Visit their website, hellotushy.com (do NOT go to Tushy.com, Jason warned me, where apparently there is some bad stuff I chose not to check out), and look at some of their ads, written by a professional comedian. They are kind of gross but funny, and if you watch a few of them, you’ll find your normal shyness in talking about this universally experienced but near-universally embarrassing function melting away. (Trust me, this is a subject I never would have predicted I would be writing about before seeing the Tushy ads.)
There aren’t many companies for whom this crisis is going to be economically beneficial. Tushy is one of them. Their product costs very little—only $79 US; there is a Canadian distributor—and it attaches easily to any toilet.

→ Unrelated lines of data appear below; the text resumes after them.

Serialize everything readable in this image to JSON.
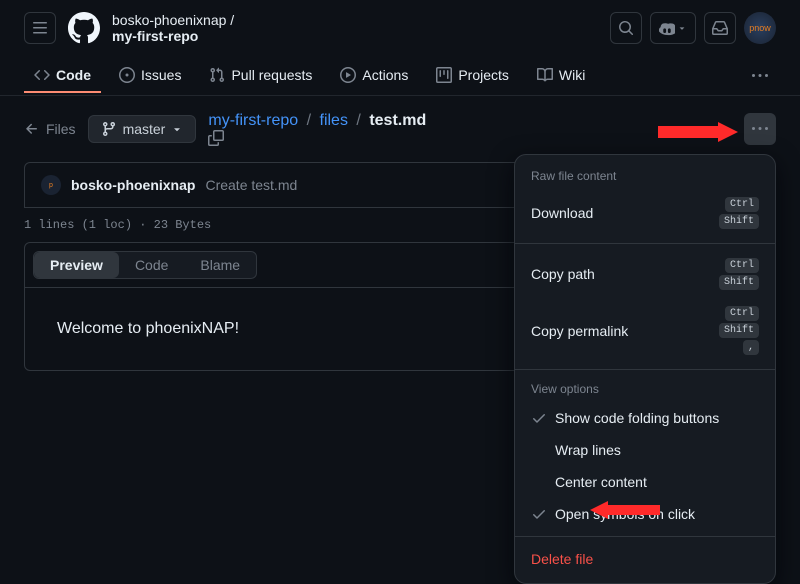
{
  "header": {
    "owner": "bosko-phoenixnap",
    "repo": "my-first-repo",
    "avatar_text": "pnow"
  },
  "nav": {
    "code": "Code",
    "issues": "Issues",
    "pulls": "Pull requests",
    "actions": "Actions",
    "projects": "Projects",
    "wiki": "Wiki"
  },
  "file_header": {
    "back_label": "Files",
    "branch": "master",
    "breadcrumb_repo": "my-first-repo",
    "breadcrumb_dir": "files",
    "breadcrumb_file": "test.md"
  },
  "commit": {
    "author": "bosko-phoenixnap",
    "message": "Create test.md"
  },
  "stats": "1 lines (1 loc) · 23 Bytes",
  "view_tabs": {
    "preview": "Preview",
    "code": "Code",
    "blame": "Blame"
  },
  "content": "Welcome to phoenixNAP!",
  "dropdown": {
    "raw_label": "Raw file content",
    "download": "Download",
    "copy_path": "Copy path",
    "copy_permalink": "Copy permalink",
    "view_label": "View options",
    "folding": "Show code folding buttons",
    "wrap": "Wrap lines",
    "center": "Center content",
    "symbols": "Open symbols on click",
    "delete": "Delete file",
    "kbd_ctrl": "Ctrl",
    "kbd_shift": "Shift",
    "kbd_comma": ","
  }
}
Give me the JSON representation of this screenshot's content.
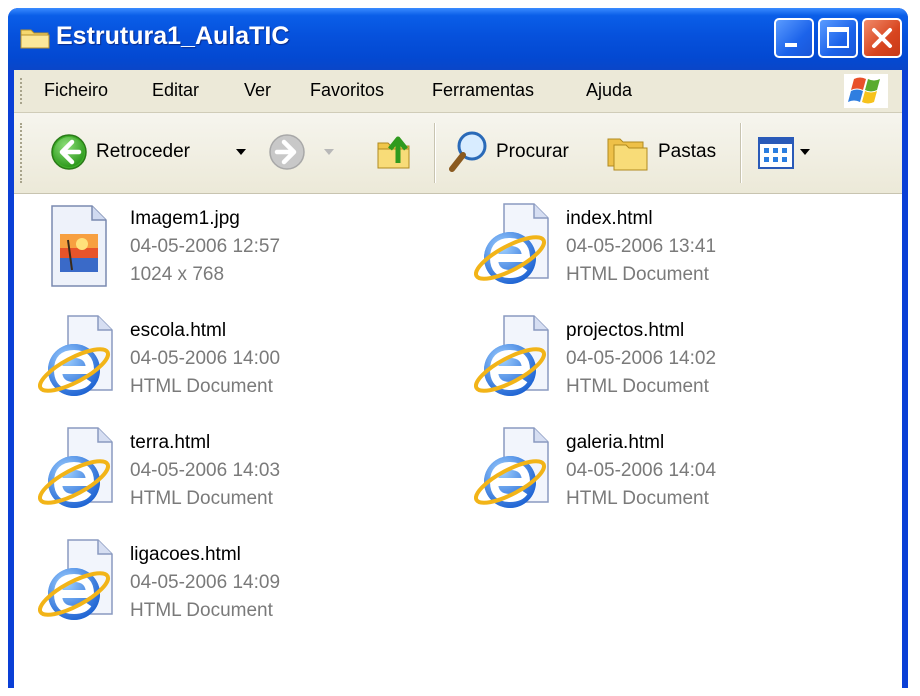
{
  "window": {
    "title": "Estrutura1_AulaTIC",
    "icon": "folder-icon",
    "controls": [
      "minimize-icon",
      "maximize-icon",
      "close-icon"
    ],
    "accent_color": "#0a5ee8"
  },
  "menubar": {
    "items": [
      "Ficheiro",
      "Editar",
      "Ver",
      "Favoritos",
      "Ferramentas",
      "Ajuda"
    ],
    "logo": "windows-logo-icon"
  },
  "toolbar": {
    "back_label": "Retroceder",
    "search_label": "Procurar",
    "folders_label": "Pastas",
    "icons": [
      "back-arrow-icon",
      "forward-arrow-icon",
      "up-folder-icon",
      "search-icon",
      "folders-icon",
      "views-icon"
    ]
  },
  "files": [
    {
      "name": "Imagem1.jpg",
      "date": "04-05-2006 12:57",
      "detail": "1024 x 768",
      "icon": "jpeg-image-icon"
    },
    {
      "name": "index.html",
      "date": "04-05-2006 13:41",
      "detail": "HTML Document",
      "icon": "ie-html-icon"
    },
    {
      "name": "escola.html",
      "date": "04-05-2006 14:00",
      "detail": "HTML Document",
      "icon": "ie-html-icon"
    },
    {
      "name": "projectos.html",
      "date": "04-05-2006 14:02",
      "detail": "HTML Document",
      "icon": "ie-html-icon"
    },
    {
      "name": "terra.html",
      "date": "04-05-2006 14:03",
      "detail": "HTML Document",
      "icon": "ie-html-icon"
    },
    {
      "name": "galeria.html",
      "date": "04-05-2006 14:04",
      "detail": "HTML Document",
      "icon": "ie-html-icon"
    },
    {
      "name": "ligacoes.html",
      "date": "04-05-2006 14:09",
      "detail": "HTML Document",
      "icon": "ie-html-icon"
    }
  ]
}
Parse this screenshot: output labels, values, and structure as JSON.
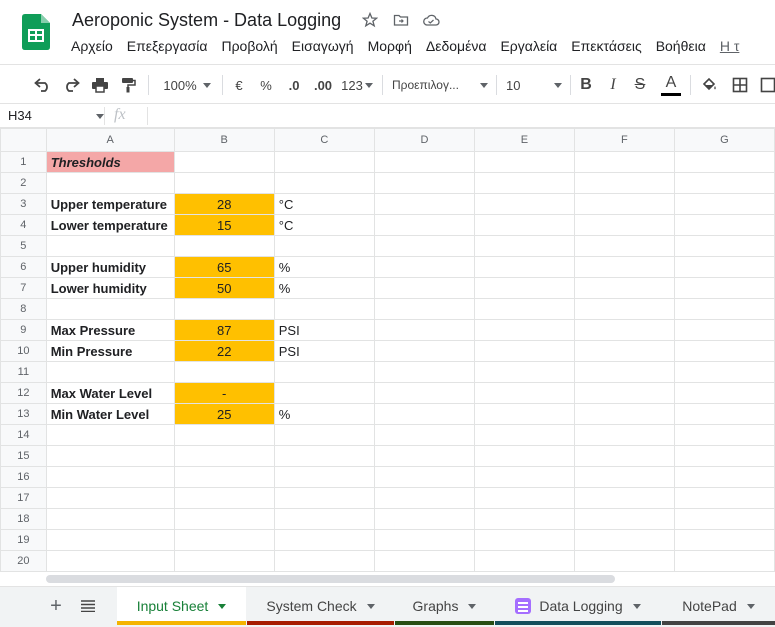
{
  "app": {
    "title": "Aeroponic System - Data Logging",
    "menu": [
      "Αρχείο",
      "Επεξεργασία",
      "Προβολή",
      "Εισαγωγή",
      "Μορφή",
      "Δεδομένα",
      "Εργαλεία",
      "Επεκτάσεις",
      "Βοήθεια",
      "Η τ"
    ]
  },
  "toolbar": {
    "zoom": "100%",
    "currency": "€",
    "percent": "%",
    "decrease_decimals": ".0",
    "increase_decimals": ".00",
    "format_more": "123",
    "font": "Προεπιλογ...",
    "font_size": "10",
    "bold": "B",
    "italic": "I",
    "strikethrough": "S",
    "text_color": "A"
  },
  "formula_bar": {
    "cell_ref": "H34",
    "fx": "fx"
  },
  "columns": [
    "A",
    "B",
    "C",
    "D",
    "E",
    "F",
    "G"
  ],
  "rows": [
    {
      "n": "1",
      "a": "Thresholds",
      "b": "",
      "c": ""
    },
    {
      "n": "2",
      "a": "",
      "b": "",
      "c": ""
    },
    {
      "n": "3",
      "a": "Upper temperature",
      "b": "28",
      "c": "°C"
    },
    {
      "n": "4",
      "a": "Lower temperature",
      "b": "15",
      "c": "°C"
    },
    {
      "n": "5",
      "a": "",
      "b": "",
      "c": ""
    },
    {
      "n": "6",
      "a": "Upper humidity",
      "b": "65",
      "c": "%"
    },
    {
      "n": "7",
      "a": "Lower humidity",
      "b": "50",
      "c": "%"
    },
    {
      "n": "8",
      "a": "",
      "b": "",
      "c": ""
    },
    {
      "n": "9",
      "a": "Max Pressure",
      "b": "87",
      "c": "PSI"
    },
    {
      "n": "10",
      "a": "Min Pressure",
      "b": "22",
      "c": "PSI"
    },
    {
      "n": "11",
      "a": "",
      "b": "",
      "c": ""
    },
    {
      "n": "12",
      "a": "Max Water Level",
      "b": "-",
      "c": ""
    },
    {
      "n": "13",
      "a": "Min Water Level",
      "b": "25",
      "c": "%"
    },
    {
      "n": "14",
      "a": "",
      "b": "",
      "c": ""
    },
    {
      "n": "15",
      "a": "",
      "b": "",
      "c": ""
    },
    {
      "n": "16",
      "a": "",
      "b": "",
      "c": ""
    },
    {
      "n": "17",
      "a": "",
      "b": "",
      "c": ""
    },
    {
      "n": "18",
      "a": "",
      "b": "",
      "c": ""
    },
    {
      "n": "19",
      "a": "",
      "b": "",
      "c": ""
    },
    {
      "n": "20",
      "a": "",
      "b": "",
      "c": ""
    }
  ],
  "tabs": [
    {
      "label": "Input Sheet",
      "active": true,
      "color": "#f4b400"
    },
    {
      "label": "System Check",
      "active": false,
      "color": "#a61c00"
    },
    {
      "label": "Graphs",
      "active": false,
      "color": "#274e13"
    },
    {
      "label": "Data Logging",
      "active": false,
      "color": "#134f5c"
    },
    {
      "label": "NotePad",
      "active": false,
      "color": "#434343"
    }
  ],
  "colors": {
    "threshold_fill": "#ffc000",
    "header_fill": "#f4a7a7",
    "brand_green": "#0f9d58"
  }
}
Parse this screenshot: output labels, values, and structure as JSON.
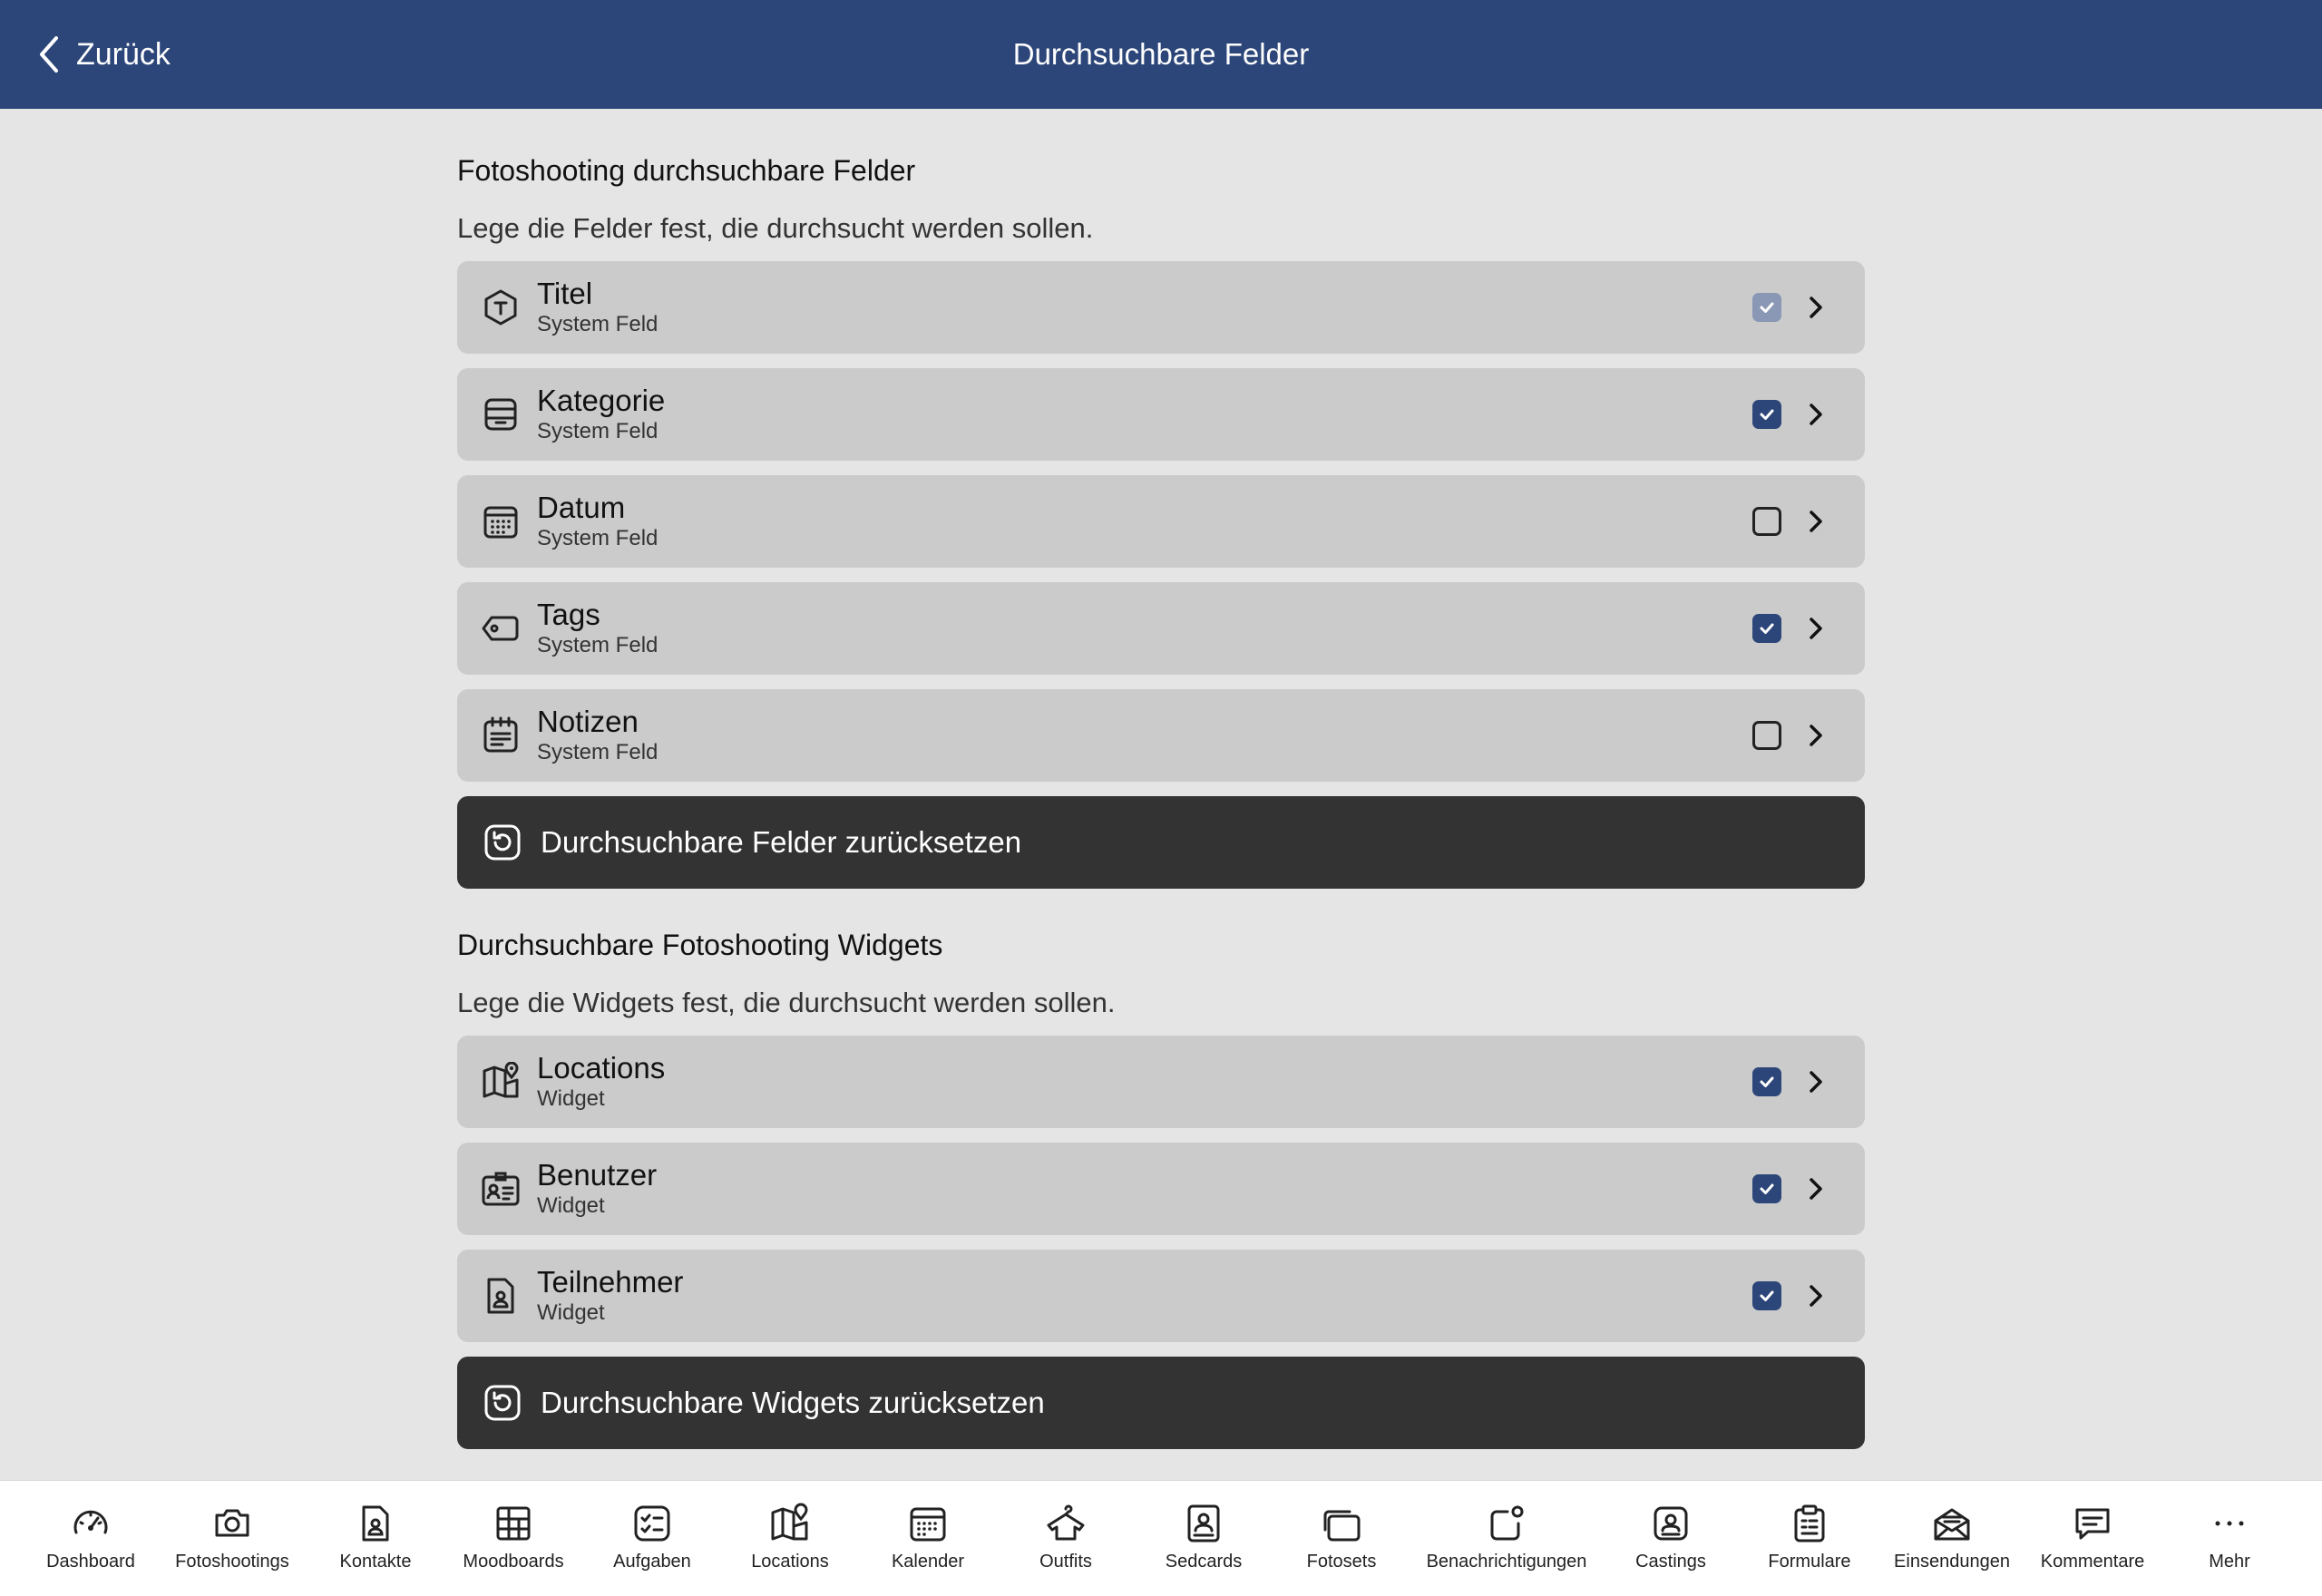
{
  "header": {
    "back_label": "Zurück",
    "title": "Durchsuchbare Felder"
  },
  "fields_section": {
    "title": "Fotoshooting durchsuchbare Felder",
    "description": "Lege die Felder fest, die durchsucht werden sollen.",
    "items": [
      {
        "label": "Titel",
        "sub": "System Feld",
        "icon": "title-tag-icon",
        "state": "checked-disabled"
      },
      {
        "label": "Kategorie",
        "sub": "System Feld",
        "icon": "category-tray-icon",
        "state": "checked"
      },
      {
        "label": "Datum",
        "sub": "System Feld",
        "icon": "calendar-icon",
        "state": "unchecked"
      },
      {
        "label": "Tags",
        "sub": "System Feld",
        "icon": "tag-icon",
        "state": "checked"
      },
      {
        "label": "Notizen",
        "sub": "System Feld",
        "icon": "notes-icon",
        "state": "unchecked"
      }
    ],
    "reset_label": "Durchsuchbare Felder zurücksetzen"
  },
  "widgets_section": {
    "title": "Durchsuchbare Fotoshooting Widgets",
    "description": "Lege die Widgets fest, die durchsucht werden sollen.",
    "items": [
      {
        "label": "Locations",
        "sub": "Widget",
        "icon": "map-pin-icon",
        "state": "checked"
      },
      {
        "label": "Benutzer",
        "sub": "Widget",
        "icon": "user-card-icon",
        "state": "checked"
      },
      {
        "label": "Teilnehmer",
        "sub": "Widget",
        "icon": "participant-file-icon",
        "state": "checked"
      }
    ],
    "reset_label": "Durchsuchbare Widgets zurücksetzen"
  },
  "tabbar": {
    "items": [
      {
        "label": "Dashboard",
        "icon": "speedometer-icon"
      },
      {
        "label": "Fotoshootings",
        "icon": "camera-icon"
      },
      {
        "label": "Kontakte",
        "icon": "contact-file-icon"
      },
      {
        "label": "Moodboards",
        "icon": "moodboard-grid-icon"
      },
      {
        "label": "Aufgaben",
        "icon": "checklist-icon"
      },
      {
        "label": "Locations",
        "icon": "map-pin-icon"
      },
      {
        "label": "Kalender",
        "icon": "calendar-icon"
      },
      {
        "label": "Outfits",
        "icon": "shirt-icon"
      },
      {
        "label": "Sedcards",
        "icon": "sedcard-icon"
      },
      {
        "label": "Fotosets",
        "icon": "photo-stack-icon"
      },
      {
        "label": "Benachrichtigungen",
        "icon": "notification-icon"
      },
      {
        "label": "Castings",
        "icon": "casting-icon"
      },
      {
        "label": "Formulare",
        "icon": "clipboard-icon"
      },
      {
        "label": "Einsendungen",
        "icon": "envelope-icon"
      },
      {
        "label": "Kommentare",
        "icon": "comment-icon"
      },
      {
        "label": "Mehr",
        "icon": "more-dots-icon"
      }
    ]
  },
  "colors": {
    "primary": "#2c4679",
    "row_bg": "#cbcbcb",
    "reset_bg": "#333333",
    "page_bg": "#e5e5e5"
  }
}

Lest you imagine I am getting some benefit from promoting Tushy, let me disabuse you of any such idea. As mentioned, I already have a far more deluxe model by another company (it has many buttons, but I only use two of them), and wouldn’t accept a gift even if offered.
My motivation here is to market the concept itself, but also because Tushy says that a portion of their products goes to build community toilets in India, “enabling the poor [there] to lead healthier, productive and more dignified lives.” No, I don’t know the percentage, but whatever it is, it is going to a good cause.
Maybe you’re not poor, and dysentery isn’t your family’s issue, but surely you want to do your bit for the environment? According to the Tushy site, it takes 437 billion gallons of water, 253,000 tons of bleach, and 15 million trees to make TP annually. It takes 37 gallons of water to produce one roll of TP. A bidet uses an eighth of a gallon of water per use, and not a single tree suffers in the process.
Also according to the Tushy site, wiping with dry paper or wet wipes contributes to 30 million annual cases of hemorrhoids, UTIs, yeast infections, anal fissures and anal itching, amongst other tush-related miseries.
Don’t you already have enough crap in your life to deal with? Do you want to flush away TP anxiety forever? Buy a bidet. It won’t ensure that you don’t get the virus, but it will ensure that your gravestone doesn’t read, “…caught the virus on a toilet paper run to Costco.”